Thursday, 13 November 2008

Perverse incentives and the housing market

Housing in Australia is very expensive at the moment - I think there is no question of that. Compared to incomes, it is amongst the highest in the world.

Why is that?

Most people would assume that it is a byproduct of an economic boom. If the economy is doing well, then house prices must go up as people get wealthier.

Have a listen to this podcast at Counterpoint and then see what you think.

In my opinion, one of the drivers of the increase in house prices has been a wall of money that has been unleashed by the banks and the non-banks. When a growing amount of money is chasing a fairly static number of assets, the price of those assets will go up. If houses are thought of like any other asset - gold, shares, bonds, silver, collectible art, racehorses, tulips etc - then it becomes clear that we're at the top end of an asset price bubble. If you want to read a lot more about this, go to the UK Bubble blog - it makes for excellent, if slightly depressing reading. I read it every day before going to work - it stimulates me to go and make money, because we're going to need as much of it as possible to survive the efforts of "fumble fingers" Woin Swan to "save" the economy. Watching Woin trying to do that is like watching a headless chicken with its arse on fire running around inside a gunpowder mill.

The podcast made some interesting points which I will elaborate on.

The first was the incentives that town planners face in different countries. The second is that in the US, those regions that had the strictest land use regulations also generated the highest number of sub-prime loans.

Think about how councils are financed in Australia. They get some money from rates on land, and the rest in grants from the state and federal governments. Some money also comes in from processing fees and the like.

The incentive for all councils is to increase the value of the land within their boundary, which will feed through into higher rates and thus a fatter council budget. They are not interested in stable land values, and are terrified of declining values. It is therefor in the best interests of councils for them to do all that they can to pump up land values. An asset bubble is good for them.

What is the best way to increase land values?

Apart from initiating a wall of money via cheap and easy credit, the other way is to restrict the supply of land. This is where planners come in.

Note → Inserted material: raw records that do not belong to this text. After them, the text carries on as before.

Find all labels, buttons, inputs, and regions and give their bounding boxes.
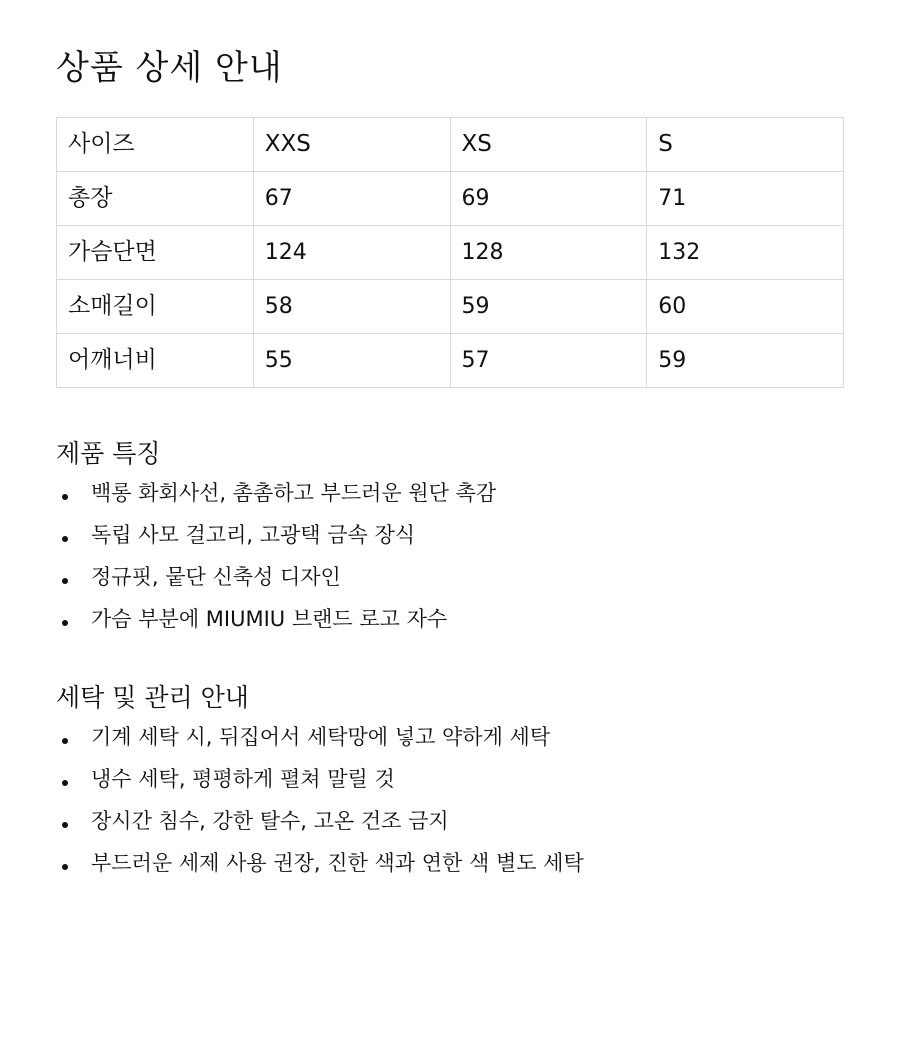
list-item-text: 정규핏, 뭍단 신축성 디자인 — [91, 565, 341, 589]
size-table — [56, 117, 844, 388]
care-list — [56, 716, 844, 884]
list-item — [56, 598, 844, 640]
list-item-text: 부드러운 세제 사용 권장, 진한 색과 연한 색 별도 세탁 — [91, 851, 584, 875]
page-title: 상품 상세 안내 — [56, 48, 283, 88]
list-item-text: 가슴 부분에 MIUMIU 브랜드 로고 자수 — [91, 607, 448, 631]
features-list — [56, 472, 844, 640]
care-section-title: 세탁 및 관리 안내 — [56, 683, 249, 712]
bullet-icon — [62, 536, 68, 542]
list-item — [56, 514, 844, 556]
table-cell: 67 — [253, 172, 450, 226]
bullet-icon — [62, 780, 68, 786]
list-item-text: 독립 사모 걸고리, 고광택 금속 장식 — [91, 523, 416, 547]
table-cell: 124 — [253, 226, 450, 280]
features-section-title: 제품 특징 — [56, 439, 161, 468]
table-cell: 132 — [647, 226, 844, 280]
bullet-icon — [62, 620, 68, 626]
table-header-cell: S — [647, 118, 844, 172]
list-item-text: 장시간 침수, 강한 탈수, 고온 건조 금지 — [91, 809, 449, 833]
table-cell: 55 — [253, 334, 450, 388]
table-cell: 71 — [647, 172, 844, 226]
table-cell: 59 — [450, 280, 647, 334]
table-cell: 128 — [450, 226, 647, 280]
table-cell: 58 — [253, 280, 450, 334]
table-row — [57, 172, 844, 226]
list-item — [56, 472, 844, 514]
list-item — [56, 800, 844, 842]
list-item-text: 냉수 세탁, 평평하게 펼쳐 말릴 것 — [91, 767, 395, 791]
list-item-text: 기계 세탁 시, 뒤집어서 세탁망에 넣고 약하게 세탁 — [91, 725, 551, 749]
row-label-cell: 가슴단면 — [57, 226, 254, 280]
bullet-icon — [62, 578, 68, 584]
table-cell: 60 — [647, 280, 844, 334]
table-cell: 59 — [647, 334, 844, 388]
table-row — [57, 334, 844, 388]
bullet-icon — [62, 494, 68, 500]
table-header-cell: XS — [450, 118, 647, 172]
list-item-text: 백롱 화회사선, 촘촘하고 부드러운 원단 촉감 — [91, 481, 497, 505]
bullet-icon — [62, 864, 68, 870]
table-row — [57, 280, 844, 334]
table-cell: 57 — [450, 334, 647, 388]
table-row — [57, 226, 844, 280]
list-item — [56, 758, 844, 800]
list-item — [56, 556, 844, 598]
list-item — [56, 842, 844, 884]
row-label-cell: 총장 — [57, 172, 254, 226]
row-label-cell: 어깨너비 — [57, 334, 254, 388]
row-label-cell: 소매길이 — [57, 280, 254, 334]
table-header-cell: 사이즈 — [57, 118, 254, 172]
bullet-icon — [62, 822, 68, 828]
list-item — [56, 716, 844, 758]
table-header-row — [57, 118, 844, 172]
bullet-icon — [62, 738, 68, 744]
table-cell: 69 — [450, 172, 647, 226]
table-header-cell: XXS — [253, 118, 450, 172]
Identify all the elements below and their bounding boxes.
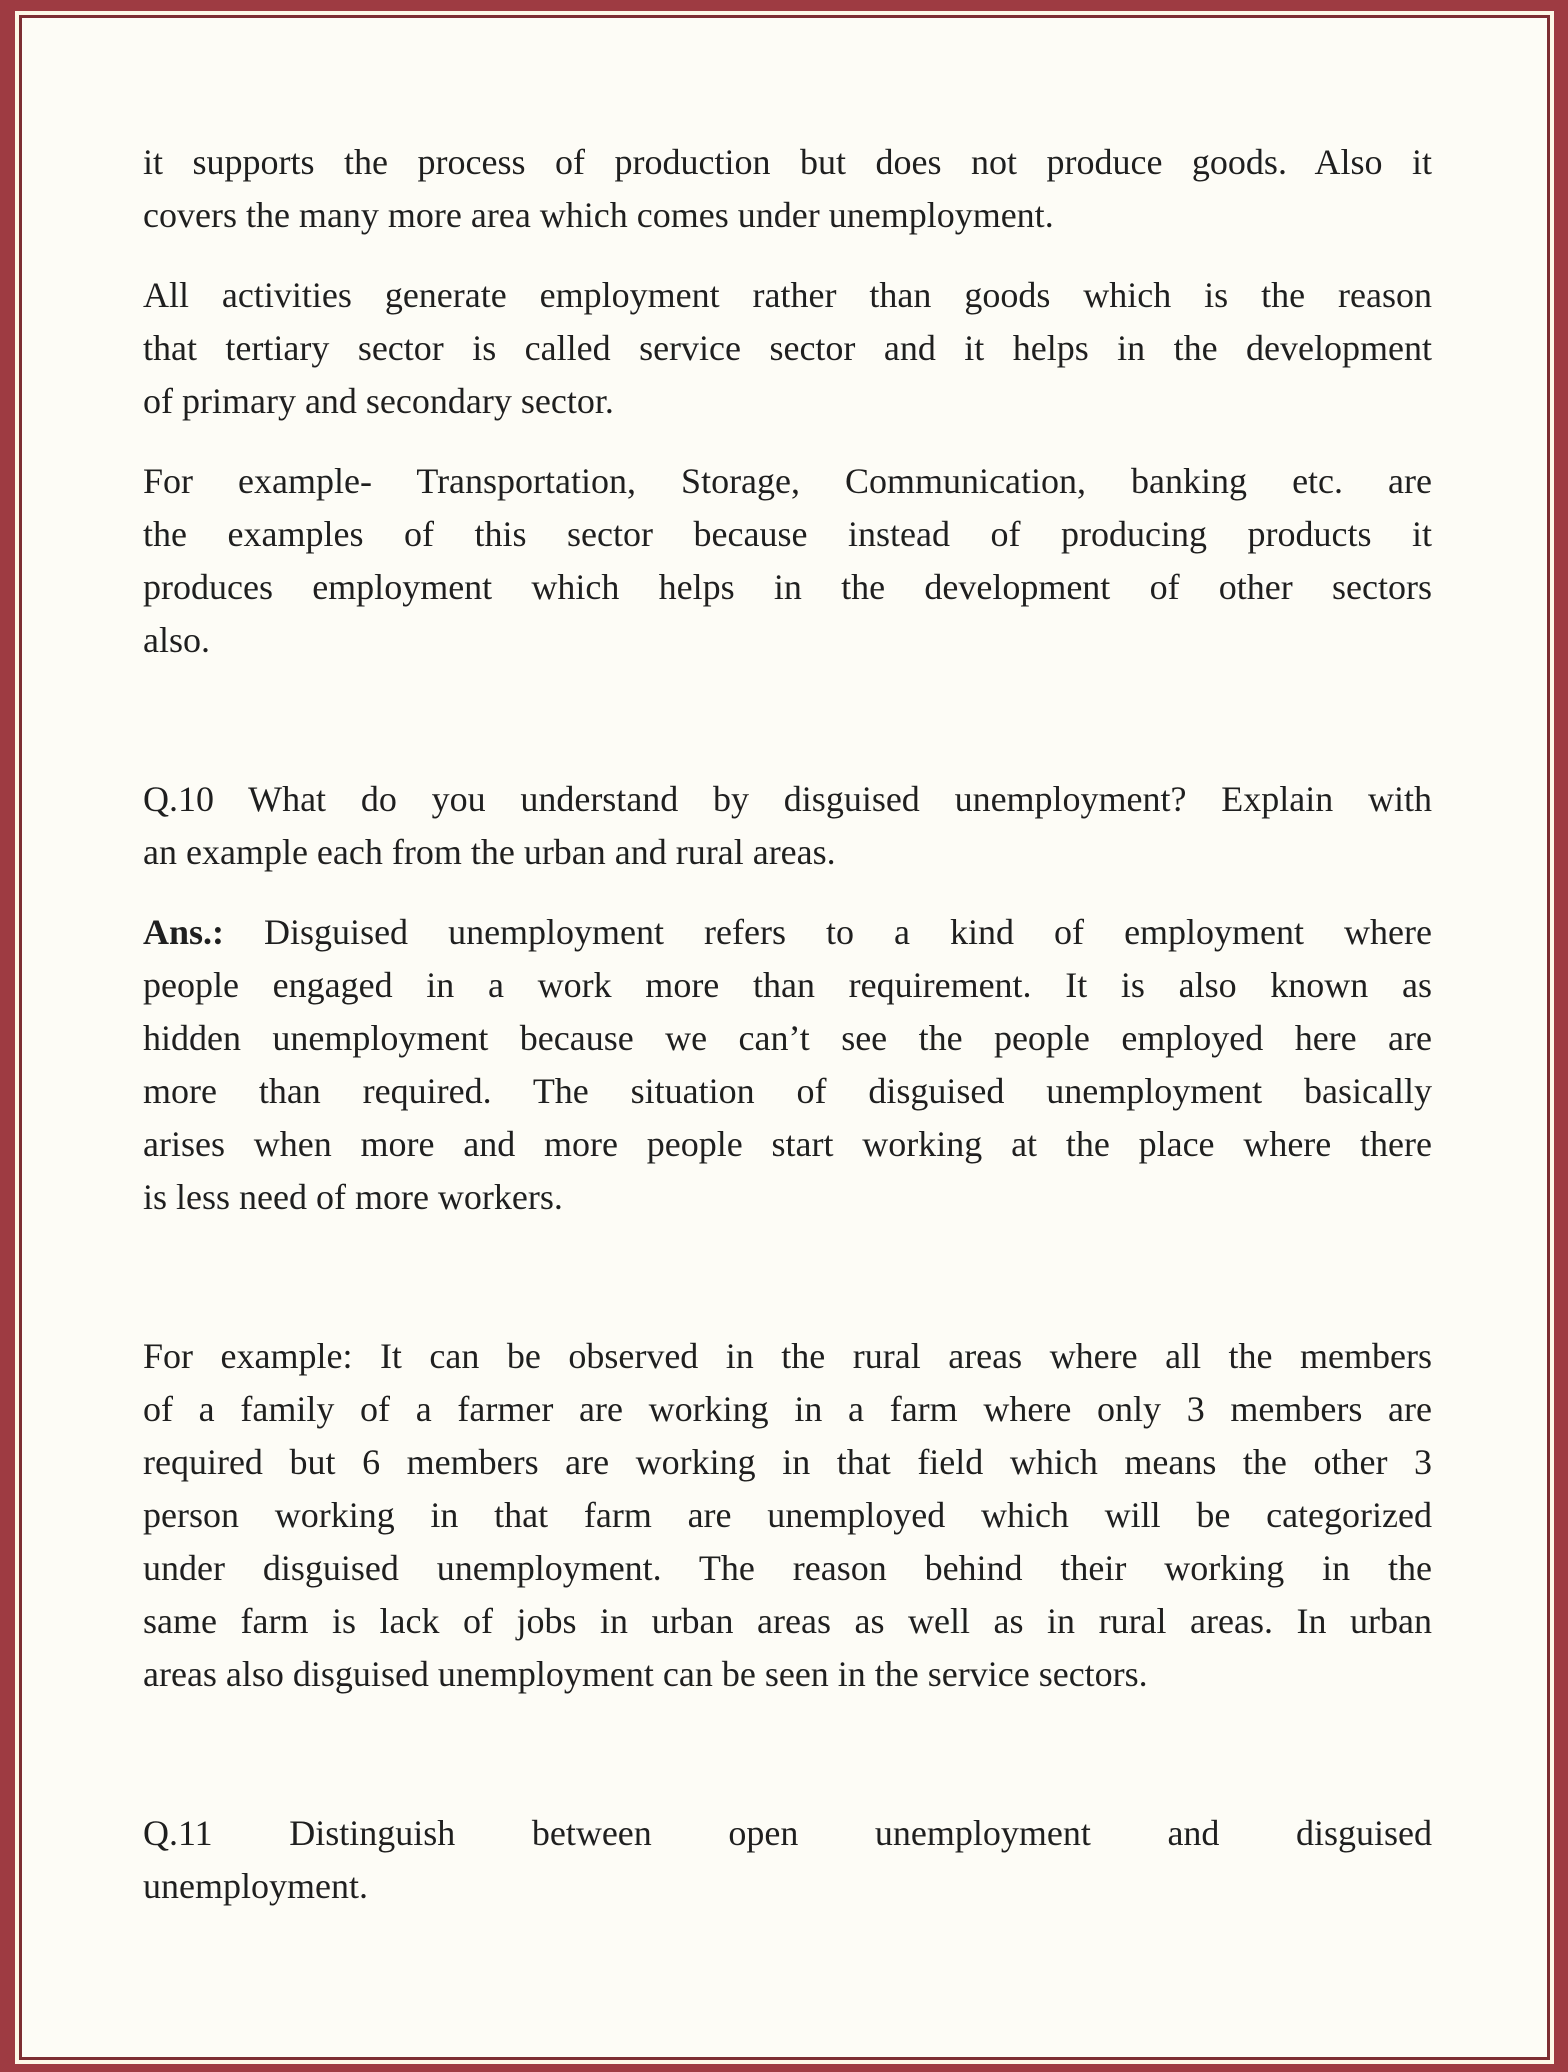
question-11 — [143, 1807, 1432, 1913]
text-line: of primary and secondary sector. — [143, 381, 614, 421]
text-line: an example each from the urban and rural areas. — [143, 832, 836, 872]
text-line: arises when more and more people start working at the place where there — [143, 1124, 1432, 1164]
page-frame-inner-border — [19, 15, 1550, 2060]
text-line: same farm is lack of jobs in urban areas as well as in rural areas. In urban — [143, 1601, 1432, 1641]
text-line: covers the many more area which comes under unemployment. — [143, 195, 1054, 235]
para-tertiary-continuation — [143, 136, 1432, 242]
text-line: Q.11 Distinguish between open unemployment and disguised — [143, 1813, 1432, 1853]
question-10 — [143, 773, 1432, 879]
text-line: that tertiary sector is called service sector and it helps in the development — [143, 328, 1432, 368]
text-line: people engaged in a work more than requirement. It is also known as — [143, 965, 1432, 1005]
text-line: areas also disguised unemployment can be seen in the service sectors. — [143, 1654, 1148, 1694]
para-all-activities — [143, 269, 1432, 428]
text-line: of a family of a farmer are working in a farm where only 3 members are — [143, 1389, 1432, 1429]
text-line: it supports the process of production but does not produce goods. Also it — [143, 142, 1432, 182]
document-body — [22, 18, 1547, 2057]
text-line: more than required. The situation of disguised unemployment basically — [143, 1071, 1432, 1111]
text-line: produces employment which helps in the development of other sectors — [143, 567, 1432, 607]
answer-10-example — [143, 1330, 1432, 1701]
para-tertiary-example — [143, 455, 1432, 667]
answer-10 — [143, 906, 1432, 1224]
text-line: unemployment. — [143, 1866, 368, 1906]
text-line: person working in that farm are unemployed which will be categorized — [143, 1495, 1432, 1535]
text-line: All activities generate employment rather than goods which is the reason — [143, 275, 1432, 315]
text-line: required but 6 members are working in that field which means the other 3 — [143, 1442, 1432, 1482]
text-line: Q.10 What do you understand by disguised unemployment? Explain with — [143, 779, 1432, 819]
text-line: For example: It can be observed in the rural areas where all the members — [143, 1336, 1432, 1376]
text-line: also. — [143, 620, 210, 660]
text-line: hidden unemployment because we can’t see the people employed here are — [143, 1018, 1432, 1058]
text-line: Ans.: Disguised unemployment refers to a kind of employment where — [143, 912, 1432, 952]
text-line: under disguised unemployment. The reason behind their working in the — [143, 1548, 1432, 1588]
text-line: For example- Transportation, Storage, Communication, banking etc. are — [143, 461, 1432, 501]
text-line: is less need of more workers. — [143, 1177, 563, 1217]
page-frame-gap — [15, 11, 1554, 2064]
text-line: the examples of this sector because instead of producing products it — [143, 514, 1432, 554]
answer-label: Ans.: — [143, 912, 225, 952]
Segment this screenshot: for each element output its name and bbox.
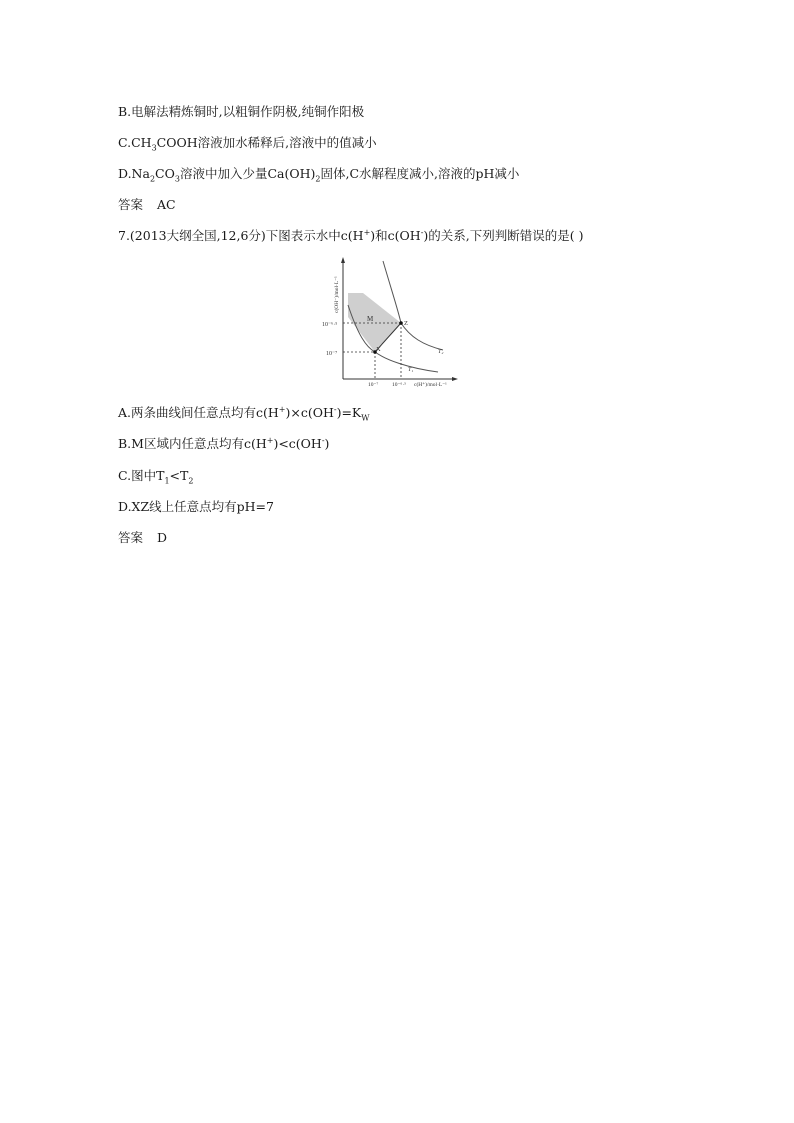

One thing that was mentioned was that in Switzerland, local government levies income taxes. This means that councils have an incentive to attract more people (at least more people that earn enough money to pay an income tax), so planners plan in such a way to entice them in.

It's interesting to contrast that with the recent view of Michael Costa, who said that Bob Carr essentially wanted to stop Sydney from growing at all for green reasons. When you combine state government pressure to stop land releases with local government incentives to boost land prices, you get the sort of stupidity that Sydney has been going through for a decade. Many people think that they are very smart because they have made money out of the housing boom (or house price asset bubble as I prefer to call it). They're not smart - they're just fortunate to have bought at a time when a convergence of forces relentlessly drove up prices.

The other bit that was interesting was that about the relationship between land use regulation in the US and sub-prime lending. In Australia, we get the impression that "sub-prime" meant lending to poor people with no money. That's part of it, but there were also a lot of very large loans (in the millions of dollars) to quite wealthy people who were either speculating in the market, or buying not just a big home, but a grandiose home that would normally have been beyond their buying power.

Land use restrictions clearly acted to drive up prices. When housing starts to become unaffordable with a normal, prudent loan, some people will do the obvious thing and take out a bigger loan than prudence would dictate in order to buy something. The old rule of thumb is that your mortgage should not exceed 3 times your gross income. If you earn $100,000 pre-tax, you limit yourself to a $300,000 mortgage.

But let's say you are earning $100,000, but a house in your area now costs $700,000, and you only have a $100,000 deposit. You go sub-prime, and borrow $600,000 (well, more than that, since you also need to pay stamp duty and conveyancing etc). Not many poor people were borrowing that sort of money - you need to be fairly well off to be doing that; but that's what a lot of people did, in the expectation that either their incomes would go up (due to a booming economy) and/or that house prices would go up, thus giving them a gain if they were forced to sell.

Gee, aren't those people fucked now.

One thing that is clear to me is that if we want to stamp out all these NIMBYs and do-nothing councils, we need to change the structure of incentives that councils operate under. That probably means overhauling how they raise money, and unfortunately I can't see that happening in my lifetime.

In other words, we can look forward to a few more booms and busts in my remaining lifespan.